Compared with pretreatment, TBP values at day 28 were significantly decreased in patients treated with acetaminophen (6.3 vs 5.5; P = .04). There was also a significant improvement in Short Form-36 health survey (SF-36) physical component summaries, from 37.8 pretreatment to 40.6 after 4 weeks of acetaminophen therapy (P = .04).

Acetaminophen had no significant effect on ODI, NBP, patient global assessment, or SF-36 mental component summary.

After 4 weeks of treatment with celecoxib, significant reductions in TBP, ODI, NBP, patient global assessment, BASDAI, and Bath Ankylosing Spondylitis Functional Index (BASFI) scores were observed compared with pretreatment (P <.05 for each). TBP scores improved from 6.6 pretreatment to 4.2 after therapy (P <.001), ODI scores improved from 20.4 to 13.6 (P <.001), BASDAI scores improved from 4.7 to 3.2 (P <.001), and BASFI scores reduced from 4.3 to 2.4 (P = .04). In addition, there was a significant improvement in SF-36 physical component summary following celecoxib treatment (P <.05).

The Bath Ankylosing Spondylitis Metrology Index scores and SF-36 mental component summary did not change following 4 weeks of treatment with celecoxib.

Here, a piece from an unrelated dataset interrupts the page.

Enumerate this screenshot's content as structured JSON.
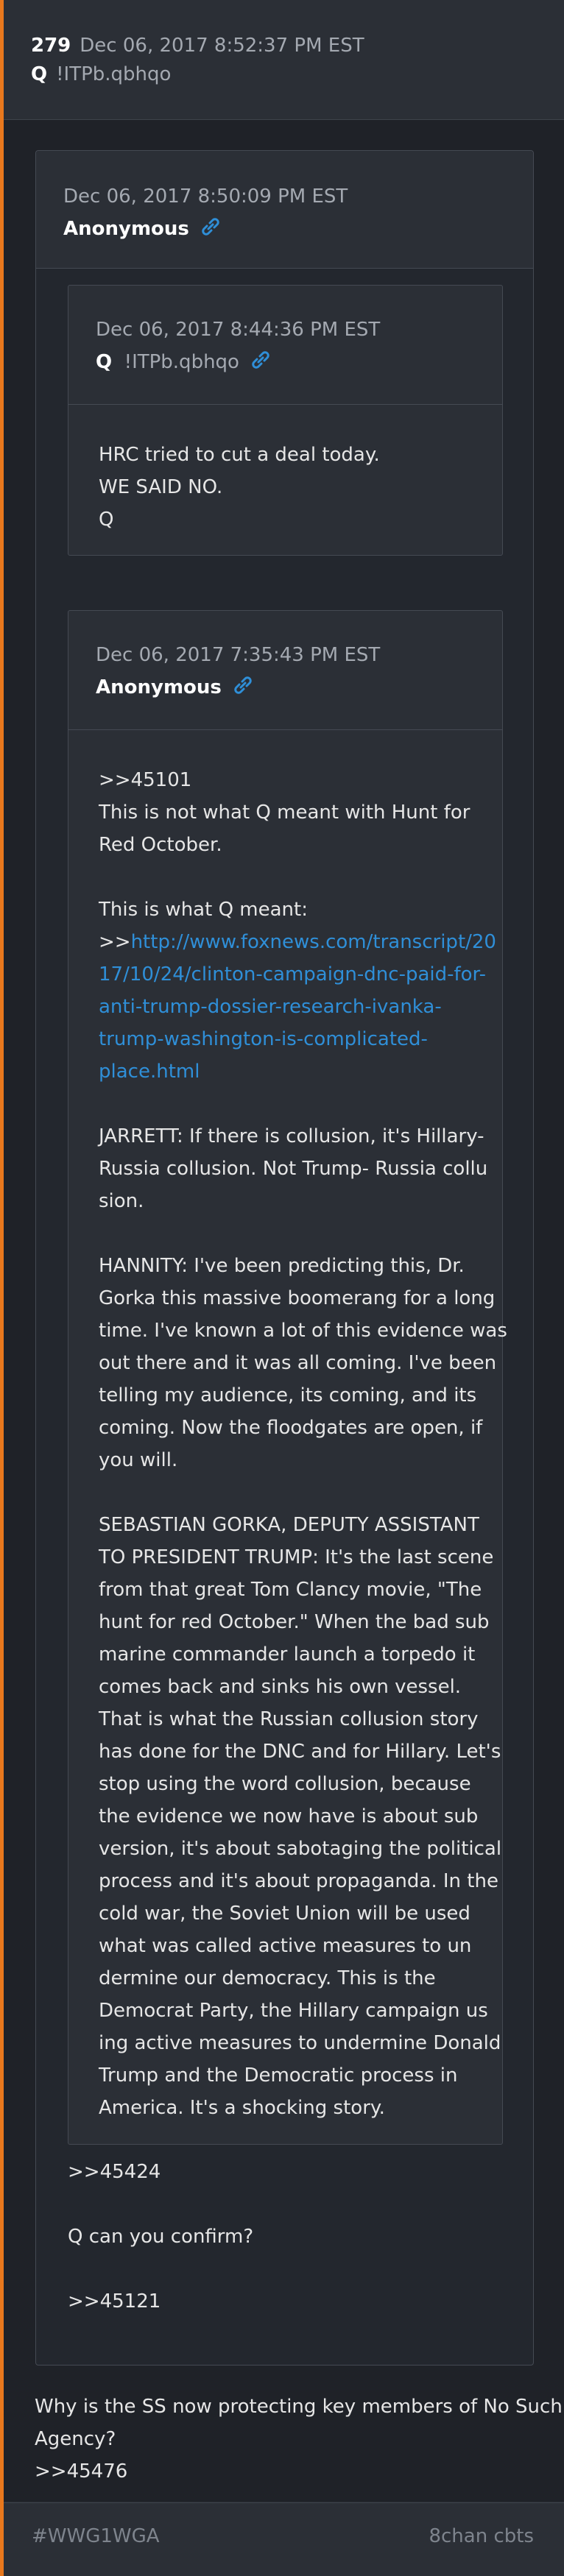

Use of celecoxib demonstrated greater decreases than acetaminophen on TBP (–2.0 vs –0.5; P = .04), ODI (–5.0 vs 0.0; P = .008), BASDAI (–1.1 vs –0.4; P = .03), NBP (–1.0 vs 0.0; P = .01), and patient global assessment scores (–2.0 vs 0.0; P = .04).

In addition, more recipients of celecoxib experienced a ≥50% reduction in back pain scales compared with baseline than those who were given acetaminophen. In the celecoxib arm, 34.8% of patients had a ≥50% reduction in ODI compared with only 4.5% in the acetaminophen arm (P = .02). The same trend held true for scores on NBP (41.7% vs 9.1%; P = .02), TBP (33.3% vs 9.1%; P = .07), and BASDAI (30.4% vs 9.1%; P = .13).

The amount of patients with magnetic resonance imaging sacroiliac joints and spine scores of ≥2 did not change following treatment with either drug compared with baseline values.

“Celecoxib treatment demonstrated that 40% of patients reached therapeutic targets on defined outcome measures, whereas acetaminophen achieved the targets in <10%,” stated Dr Bedaiwi and colleagues.

As limitations, the investigators point to the exclusion of patients with inflammatory back pain, and a dosage of acetaminophen that was less than the maximum dosage allowed, whereas celecoxib was tested at full dose.




Reference

  1. Bedaiwi MK, Sari I, Wallis D, et al. Clinical efficacy of celecoxib compared to acetaminophen in chronic nonspecific low back pain: results of a randomized controlled trial. Arthritis Care Res (Hoboken). 2016;68:845-852.